The crusty irreverent Register (tech magazine) had this yesterday:

Fukushima is a triumph for nuke power: Build more reactors now!

Quake + tsunami = 1 minor radiation dose so far


Analysis:

Japan's nuclear powerplants have performed magnificently in the face of a disaster hugely greater than they were designed to withstand, remaining entirely safe throughout and sustaining only minor damage. The unfolding Fukushima story has enormously strengthened the case for advanced nations – including Japan – to build more nuclear powerplants, in the knowledge that no imaginable disaster can result in serious problems.

Let's recap on what's happened so far. The earthquake which hit on Friday was terrifically powerful, shaking the entire planet on its axis and jolting the whole of Japan several feet sideways. At 8.9 on the Richter scale, it was some five times stronger than the older Fukushima plants had been designed to cope with.

If nuclear powerplants were merely as safe as they are advertised to be, there should have been a major failure right then. As the hot cores ceased to be cooled by the water which is used to extract power from them, control rods would have remained withdrawn and a runaway chain reaction could have ensued – probably resulting in the worst thing that can happen to a properly designed nuclear reactor: a core meltdown in which the superhot fuel rods actually melt and slag down the whole core into a blob of molten metal. In this case the only thing to do is seal up the containment and wait: no radiation disaster will take place1, but the reactor is a total writeoff and cooling the core off will be difficult and take a long time. Eventual cleanup will be protracted and expensive.

In fact, though the quake was far beyond design limits, all the reactors went into automatic shutdown perfectly: triumph number one. Control rods slammed into the cores, absorbing the neutrons spitting from the fuel rods and pinching off the uranium-fission chain reactions powering the plant.

However, the cores were still producing heat and radiation at this point: intermediate radioactive isotopes of caesium and iodine are created during normal running. They have short half-lives and decay to insignificant levels within days of a shutdown, but for that time the reactor will still produce a few per cent of the heat it puts out in normal running – and this is still a lot of heat.
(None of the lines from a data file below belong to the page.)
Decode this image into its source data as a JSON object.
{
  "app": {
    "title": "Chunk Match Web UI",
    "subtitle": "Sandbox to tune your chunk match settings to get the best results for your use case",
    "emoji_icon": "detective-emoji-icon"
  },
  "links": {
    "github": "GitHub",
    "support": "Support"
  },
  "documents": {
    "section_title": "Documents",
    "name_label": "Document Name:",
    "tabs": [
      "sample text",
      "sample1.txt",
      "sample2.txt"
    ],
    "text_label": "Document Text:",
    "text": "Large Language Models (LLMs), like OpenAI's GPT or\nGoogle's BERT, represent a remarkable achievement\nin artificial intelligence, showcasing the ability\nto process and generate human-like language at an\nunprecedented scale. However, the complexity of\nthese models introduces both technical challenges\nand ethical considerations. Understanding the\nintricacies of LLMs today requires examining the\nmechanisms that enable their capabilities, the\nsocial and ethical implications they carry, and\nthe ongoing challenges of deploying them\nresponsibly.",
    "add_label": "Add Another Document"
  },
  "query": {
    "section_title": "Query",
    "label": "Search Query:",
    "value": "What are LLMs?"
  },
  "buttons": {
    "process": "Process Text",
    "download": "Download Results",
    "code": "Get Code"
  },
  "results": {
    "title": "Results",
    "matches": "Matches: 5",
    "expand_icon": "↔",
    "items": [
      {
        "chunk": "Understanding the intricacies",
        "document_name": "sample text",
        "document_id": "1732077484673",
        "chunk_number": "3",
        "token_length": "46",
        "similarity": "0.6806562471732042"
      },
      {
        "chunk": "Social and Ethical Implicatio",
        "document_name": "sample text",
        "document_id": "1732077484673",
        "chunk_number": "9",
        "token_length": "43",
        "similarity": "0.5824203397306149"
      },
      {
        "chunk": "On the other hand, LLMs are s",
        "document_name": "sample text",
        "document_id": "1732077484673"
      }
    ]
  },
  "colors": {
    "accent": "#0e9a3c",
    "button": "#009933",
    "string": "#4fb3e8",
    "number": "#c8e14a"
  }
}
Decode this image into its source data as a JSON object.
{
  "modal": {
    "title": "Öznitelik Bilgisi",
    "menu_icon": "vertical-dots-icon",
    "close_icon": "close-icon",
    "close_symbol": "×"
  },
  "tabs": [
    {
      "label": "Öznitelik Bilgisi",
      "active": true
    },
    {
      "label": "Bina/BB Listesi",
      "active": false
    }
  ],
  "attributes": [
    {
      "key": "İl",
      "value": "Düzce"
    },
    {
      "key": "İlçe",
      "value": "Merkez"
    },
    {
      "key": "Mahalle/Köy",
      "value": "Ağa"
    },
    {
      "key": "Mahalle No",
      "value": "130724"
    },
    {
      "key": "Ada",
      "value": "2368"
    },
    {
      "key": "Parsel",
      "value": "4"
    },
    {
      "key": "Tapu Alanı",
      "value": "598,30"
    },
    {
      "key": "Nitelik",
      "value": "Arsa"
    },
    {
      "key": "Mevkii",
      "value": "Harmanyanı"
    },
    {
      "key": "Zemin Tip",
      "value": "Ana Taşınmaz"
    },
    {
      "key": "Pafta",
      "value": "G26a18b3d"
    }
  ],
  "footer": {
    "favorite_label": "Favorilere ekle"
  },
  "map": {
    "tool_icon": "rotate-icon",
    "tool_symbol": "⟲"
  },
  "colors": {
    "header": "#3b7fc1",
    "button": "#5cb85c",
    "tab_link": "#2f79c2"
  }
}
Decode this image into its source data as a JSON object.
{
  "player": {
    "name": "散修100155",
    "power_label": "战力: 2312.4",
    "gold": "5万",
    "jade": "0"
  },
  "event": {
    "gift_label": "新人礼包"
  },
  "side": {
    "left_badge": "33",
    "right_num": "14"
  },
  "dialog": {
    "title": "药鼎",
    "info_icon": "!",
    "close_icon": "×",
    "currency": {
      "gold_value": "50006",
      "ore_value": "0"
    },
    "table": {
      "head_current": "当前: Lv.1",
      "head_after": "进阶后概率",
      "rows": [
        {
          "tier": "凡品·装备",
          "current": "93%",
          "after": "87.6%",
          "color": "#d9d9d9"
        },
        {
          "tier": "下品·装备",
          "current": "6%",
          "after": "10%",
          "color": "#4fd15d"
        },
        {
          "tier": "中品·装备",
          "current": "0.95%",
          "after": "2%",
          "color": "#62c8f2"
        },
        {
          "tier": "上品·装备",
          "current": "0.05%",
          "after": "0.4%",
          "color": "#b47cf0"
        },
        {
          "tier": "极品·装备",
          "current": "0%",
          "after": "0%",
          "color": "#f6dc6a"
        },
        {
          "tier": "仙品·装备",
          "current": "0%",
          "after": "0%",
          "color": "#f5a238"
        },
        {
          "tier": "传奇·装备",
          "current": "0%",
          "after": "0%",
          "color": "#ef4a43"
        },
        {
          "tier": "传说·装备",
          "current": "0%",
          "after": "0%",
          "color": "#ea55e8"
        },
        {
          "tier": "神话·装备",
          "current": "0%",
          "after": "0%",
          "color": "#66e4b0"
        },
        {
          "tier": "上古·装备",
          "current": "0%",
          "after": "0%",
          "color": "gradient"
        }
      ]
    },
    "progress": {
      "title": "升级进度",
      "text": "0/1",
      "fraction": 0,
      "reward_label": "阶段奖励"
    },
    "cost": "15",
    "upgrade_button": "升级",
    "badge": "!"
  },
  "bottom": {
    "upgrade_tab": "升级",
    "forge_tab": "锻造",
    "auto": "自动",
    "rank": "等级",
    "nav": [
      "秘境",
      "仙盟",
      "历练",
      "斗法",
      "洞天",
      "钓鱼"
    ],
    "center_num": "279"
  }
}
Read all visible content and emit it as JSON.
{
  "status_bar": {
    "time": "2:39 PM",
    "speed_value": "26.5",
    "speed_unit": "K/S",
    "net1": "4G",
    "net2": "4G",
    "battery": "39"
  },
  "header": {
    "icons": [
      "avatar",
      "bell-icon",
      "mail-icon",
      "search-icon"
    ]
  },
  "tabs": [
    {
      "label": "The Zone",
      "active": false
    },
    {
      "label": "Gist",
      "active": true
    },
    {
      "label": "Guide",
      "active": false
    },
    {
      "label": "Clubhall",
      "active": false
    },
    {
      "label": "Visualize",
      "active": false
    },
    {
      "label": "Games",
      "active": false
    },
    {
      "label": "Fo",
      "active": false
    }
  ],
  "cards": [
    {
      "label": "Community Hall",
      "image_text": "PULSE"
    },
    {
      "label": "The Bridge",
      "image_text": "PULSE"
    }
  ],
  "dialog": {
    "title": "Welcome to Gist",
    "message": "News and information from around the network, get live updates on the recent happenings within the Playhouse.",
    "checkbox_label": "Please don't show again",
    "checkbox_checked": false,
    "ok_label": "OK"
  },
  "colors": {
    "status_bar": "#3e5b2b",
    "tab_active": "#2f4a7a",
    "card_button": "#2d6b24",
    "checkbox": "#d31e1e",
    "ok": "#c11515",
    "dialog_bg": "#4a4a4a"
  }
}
If it is not dealt with, it can eventually melt down parts of the core, though the resulting mess will not be nearly as bad as a runaway meltdown.

Thus, even with the control rods in, the core still needs to be cooled for some days until the "residual" heating dies away and so power and water need to be supplied for this purpose. Backup cooling driven by diesels came on at all the plants without trouble, despite the way-beyond-spec hit from the quake: triumph number two.

For a few hours all was well. Then the tsunami – again, bigger than the plant had been built to cope with – struck, knocking out the diesel backups and the backup diesel backups.

Needless to say, this being a nuclear powerplant, there was another backup and this one worked despite having been through a beyond-spec quake and the tsunami. Battery power cut in and the cores continued to be cooled, giving the plant operators some hours of leeway to bring in mobile generators: triumph number three.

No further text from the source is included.